As technology progresses, sometimes it amazes me at how fast things become obsolete. I have two teenage sons. When they were pre-teens, Microsoft's (Nasdaq: MSFT) Xbox game console was all the rage. New releases of ActivisionBlizzard's (Nasdaq: ATVI) "Call of Duty" series were pre-ordered and eagerly anticipated.
With the rise of digital payment systems, I get a bit nostalgic at times when it comes to physical banking, whether it's making a deposit in the drive through of an actual branch, writing a check, or even using an ATM. Birthed in the mid 1960's, the ATM has become a staple of the modern convenience life. However, it could go the way of the pay phone.
So what does the future hold for Diebold, Inc. (NYSE: DBD), one of the world's leading manufacturers of ATMs? Is the stock worth owning?
On a price basis, the stock is attractive at these levels. At around $28, shares trade at an intriguing 26% discount to their 52-week high. Furthermore, although I am definitely not a wiggle reader, from a technical standpoint it also appears that the stock is breaking out of a double bottom of lows it hasn't seen in four years.
The fundamentals are a different story. Though they are far from a train wreck, there are nevertheless some challenging headwinds at both the macro and company specific levels.
Recently, earnings per share (EPS) have not been stellar. Full year 2015 results came in at 93 cents per share; a 47% slide versus 2014 EPS of $1.76.

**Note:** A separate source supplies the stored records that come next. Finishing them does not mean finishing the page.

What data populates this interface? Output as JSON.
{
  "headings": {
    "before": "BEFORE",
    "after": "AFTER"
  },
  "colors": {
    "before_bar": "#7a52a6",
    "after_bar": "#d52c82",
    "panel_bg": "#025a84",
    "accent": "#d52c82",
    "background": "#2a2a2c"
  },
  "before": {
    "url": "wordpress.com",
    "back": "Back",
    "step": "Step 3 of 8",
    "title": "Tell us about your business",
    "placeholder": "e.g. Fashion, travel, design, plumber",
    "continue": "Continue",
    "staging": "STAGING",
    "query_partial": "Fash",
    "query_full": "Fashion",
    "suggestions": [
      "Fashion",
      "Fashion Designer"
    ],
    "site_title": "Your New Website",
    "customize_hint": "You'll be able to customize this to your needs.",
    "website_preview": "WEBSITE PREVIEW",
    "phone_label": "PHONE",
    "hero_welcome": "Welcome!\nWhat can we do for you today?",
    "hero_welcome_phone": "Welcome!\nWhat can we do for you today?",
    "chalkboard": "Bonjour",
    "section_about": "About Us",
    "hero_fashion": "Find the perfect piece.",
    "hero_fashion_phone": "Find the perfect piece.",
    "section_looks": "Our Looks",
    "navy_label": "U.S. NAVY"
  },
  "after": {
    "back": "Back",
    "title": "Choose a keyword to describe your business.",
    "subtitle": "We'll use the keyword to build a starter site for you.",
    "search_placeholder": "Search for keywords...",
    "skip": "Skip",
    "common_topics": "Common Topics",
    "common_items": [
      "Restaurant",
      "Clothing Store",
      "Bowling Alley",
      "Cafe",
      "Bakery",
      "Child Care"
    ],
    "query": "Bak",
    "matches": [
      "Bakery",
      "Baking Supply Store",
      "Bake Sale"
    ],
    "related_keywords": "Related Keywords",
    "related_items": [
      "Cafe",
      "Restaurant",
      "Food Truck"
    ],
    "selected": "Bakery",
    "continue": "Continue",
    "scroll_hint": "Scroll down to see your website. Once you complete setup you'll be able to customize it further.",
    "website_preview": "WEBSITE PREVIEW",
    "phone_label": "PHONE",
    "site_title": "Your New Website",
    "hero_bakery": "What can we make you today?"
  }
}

2016 has been hit and miss. The company turned in Q1 EPS of 31 cents only to give it back and then some with a 33 cent per share loss for Q2. But the forecast for Q3 and Q4 should reverse that trend, with EPS estimates of 49 cents and 75 cents. That result would be a 47% pop over 2015's full year results.
On the revenue side, analysts expect a 5% decline, with 2016 sales topping $2.3 billion versus 2015's $2.42 billion. But again, patient investors may be rewarded. Revenues are expected to jump 22% in 2017 following the close of the company's pending acquisition of Wincor Nixdorf (OTC: WNDXY).
However, as the world moves rapidly towards being cashless, is there room for a business whose claim to fame is the cash machine? With the moves the company and the banking industry are making, yes.
Like larger tech hardware companies such as IBM (NYSE: IBM) and Xerox (NYSE: XRX), Diebold has made the important pivot toward transforming itself into a service/software company. The company has made significant progress with its cardless "mobile cash access" solution. This platform allows consumers to initiate and complete an ATM transaction using their mobile device rather than a traditional ATM card. This also allows Diebold's customers, the banks, to offer their own branded virtual/mobile wallet product. Additionally, the company has developed a card reader that prevents "skimming," the most common type of ATM crime.
While cash is slowly becoming a thing of the past, most banks, in a seemingly never ending quest to streamline operations and reduce costs, are turning to automation to migrate basic transactions. Meanwhile, the service and maintenance needs of the machines will supply Diebold a steady stream of evergreen income.
Risks To Consider: ATMs and branch banking may very well be a classic "buggy whip" business. Diebold's international business, especially in emerging markets such as China and Brazil, is off. This is partially due to actual economic softness in those markets. However, as I pointed out in an earlier piece, emerging market consumers are bypassing cash altogether and opting for digital payments and banking services via mobile device. Much like the telecommunications revolution, emerging market consumers went straight to cell phones due to the lack of hardline infrastructure. Diebold's emerging market story may not play out. Luckily, developed markets and the company's long range shift to more software/service facing businesses should make up the difference.
Action To Take: Shares of Diebold look primed for a bounce both technically and fundamentally. Currently, shares trade at around $28 with a forward P/E of 18.6 and a dividend yield of 4.05%. With the catalyst of improved earnings and revenues, a 12-month to 18-month price target of $35 makes sense. The result would be a total return approaching 30%.